Which leads to 'research your audience before building'. Well... _how_ do you
do that? You need to make sure the people you're asking A) actually have a
clue and B) actually give a damn about having a clue.

My other answer, which may be more helpful (but probably not) is

1\. I find things that have been problematic for me from a tech standpoint, or
2\. I look for interesting tech I'd like to learn more about, and look at
industries friends/relatives are in.

With #1, for example, I learned SOLR a few years ago. It's not _that_ hard to
set up, but not everyone _can_ due to hosting restrictions. I'd played with
the idea of dedicated SOLR hosting, but dilly dallied too long - there's
multiple players there now.
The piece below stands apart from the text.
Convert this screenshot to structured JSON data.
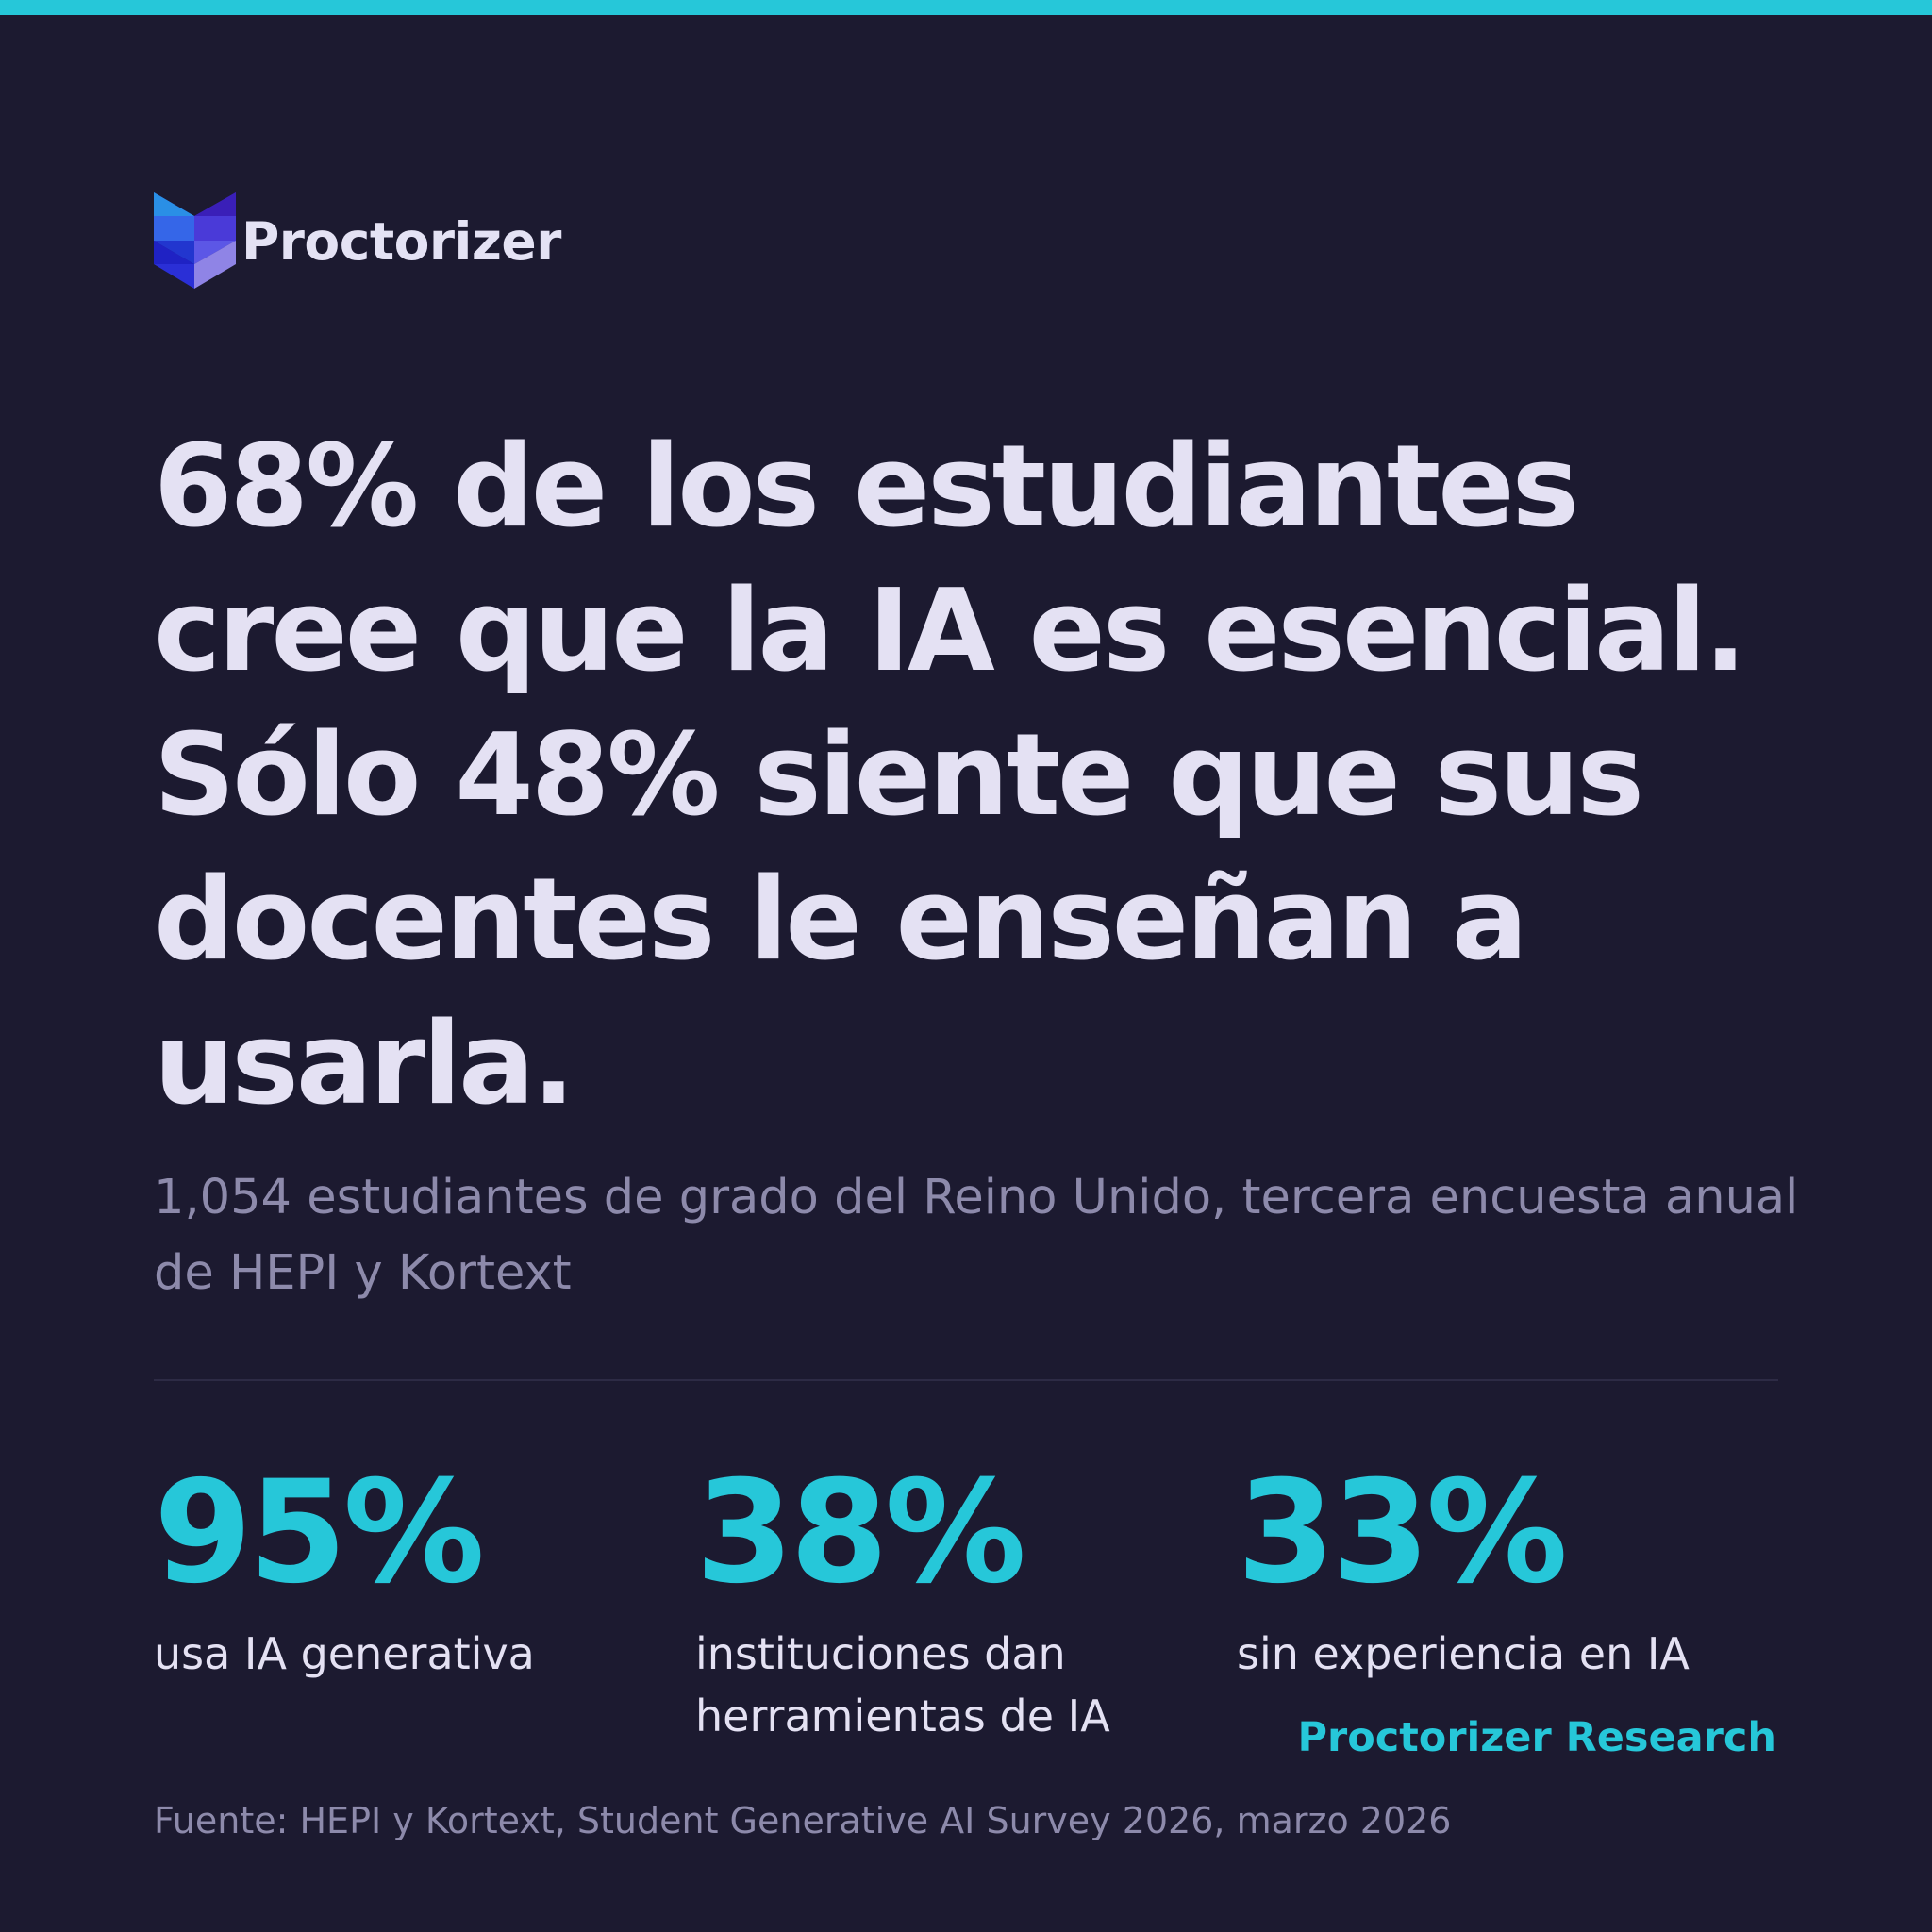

That's in some ways good - it was not a crazy
idea, if they're doing it too.

With #2, for example, I'd like to learn more about Twilio. I'm looking for
options to test out Twilio in the context of some current customers by
learning more about their business operations. It seems there's a couple
places where some custom Twilio integration makes sense, and we'll look to do
something early next year. Based on what's done for them, and how that works,
there might be a spin-off 'web business' from that.

I hope that helps a bit.

------
Skywing
Many great tips, all. I appreciate all of the insight! I think this has turned
in to a very informative thread.

------
mcantor
If you find yourself thinking something more than once, write it down.